Rose Gold Rule: I will not allow myself to be treated in a way I would never treat someone else.



yeah, I use the word “never” quite consciously. It’s an absolute, and it’s a word that usually signals that we’re speaking from a very young part of self.
THIS IS A YOUNG PART OF SELF that needs to be spoken to, quite firmly.

At times during my relationship, I found myself actually gasping in surprise, thinking, “I would never treat a human being the way he just treated me, let alone someone I said I loved, who was my lover. Never.”

“I would never say such a thing to someone else.”
“I would never break my word like that/ gaslight like that.”

Rose Gold Rule: I want all you kindhearted ones to learn it. You get to keep your rose colored glasses.

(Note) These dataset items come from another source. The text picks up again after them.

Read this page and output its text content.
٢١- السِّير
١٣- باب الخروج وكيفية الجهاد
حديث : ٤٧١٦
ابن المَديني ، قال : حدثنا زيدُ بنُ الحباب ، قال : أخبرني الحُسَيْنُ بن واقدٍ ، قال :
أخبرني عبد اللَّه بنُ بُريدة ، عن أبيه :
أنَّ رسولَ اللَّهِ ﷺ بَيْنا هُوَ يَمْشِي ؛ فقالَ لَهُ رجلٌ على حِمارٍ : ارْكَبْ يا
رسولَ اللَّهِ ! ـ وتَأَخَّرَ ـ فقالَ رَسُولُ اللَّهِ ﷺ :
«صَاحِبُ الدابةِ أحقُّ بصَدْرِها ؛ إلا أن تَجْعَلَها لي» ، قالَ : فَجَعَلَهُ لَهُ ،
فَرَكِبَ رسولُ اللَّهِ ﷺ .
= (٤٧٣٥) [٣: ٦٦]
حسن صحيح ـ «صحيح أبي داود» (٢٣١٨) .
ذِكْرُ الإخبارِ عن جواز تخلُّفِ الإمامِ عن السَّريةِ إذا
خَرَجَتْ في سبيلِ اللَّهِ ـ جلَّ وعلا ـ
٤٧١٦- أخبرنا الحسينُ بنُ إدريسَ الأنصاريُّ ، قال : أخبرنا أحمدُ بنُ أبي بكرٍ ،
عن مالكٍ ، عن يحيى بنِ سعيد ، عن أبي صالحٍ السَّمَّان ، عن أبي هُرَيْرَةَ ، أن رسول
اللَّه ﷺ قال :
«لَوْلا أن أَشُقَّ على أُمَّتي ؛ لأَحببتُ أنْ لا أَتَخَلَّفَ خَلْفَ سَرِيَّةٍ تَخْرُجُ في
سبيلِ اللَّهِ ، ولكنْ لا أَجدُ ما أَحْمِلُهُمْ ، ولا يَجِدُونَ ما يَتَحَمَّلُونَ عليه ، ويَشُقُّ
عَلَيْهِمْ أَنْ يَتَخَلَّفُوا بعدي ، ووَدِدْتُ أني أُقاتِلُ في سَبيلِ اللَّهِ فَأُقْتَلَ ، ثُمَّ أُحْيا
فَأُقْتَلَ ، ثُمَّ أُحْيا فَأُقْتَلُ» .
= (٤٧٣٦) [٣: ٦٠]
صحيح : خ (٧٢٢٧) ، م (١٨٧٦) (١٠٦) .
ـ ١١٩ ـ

Please do, the world needs them, and soon enough, I think we’ll be able to walk around and just spot others of our kind, as we grow more and more rare. You are rare and your heart is needed here.
Now learn the rose gold rule.
You can love, and walk away. You can love, and say “I won’t allow your damage to treat me this way. I wish you healing.” Bless and release.

DO KNOW that it isn’t painless. It comes at a cost for hearts like ours. Let it hurt, and let it go. Keep this rose gold rule as a vow to yourself. The pain of closing gates on someone you love, and mourning them as if they have passed away, is far more clean a grief than the pain of daily allowing harmful, disrespectful behavior toward you.
One pain allows you to grieve, and then be strong and whole to continue the work you need to do in this lifetime.
The other pain diminishes you, and will eat away at your energy until all you can focus on is NOT your work here, but how to manage that other person’s treatment of you.

THEIR BAGS ARE NOT YOURS TO CARRY, dear heart. Put their bags down. Pick up your own. Walk on. Love, and release.

Love, and release.

I’ve heard already from two people who are going to give themselves rose gold rings (and one who already did, just by instinct) to remember this rule. Please let me know if you are inspired to do so, as well, or any variation thereof.

I love you. I believe in you. You can do this. We can do this. We are harming no one by loving ourselves. In fact, maintaining boundaries is an important teaching to give, and we are helping others by doing so.

my “wedding dress” for the most important vows I’ll ever make. Senatorial Leia. Princess, General, and a woman who will not suffer fools. She gives me hope, and inspires me to love, and value, myself.

…and, true to form, I am not editing this monster. Read at your leisure, take sips, skip over the long bits, do as you please. Enjoy, and I hope someone is helped by this.

One thought on “The Rose Gold Rule

  1. There are so many wise words in this blog that the new knowledge will have to be peeled away layer by layer before pondering the next deeper concept. Brilliant and, of course, healing balm for so many who need it.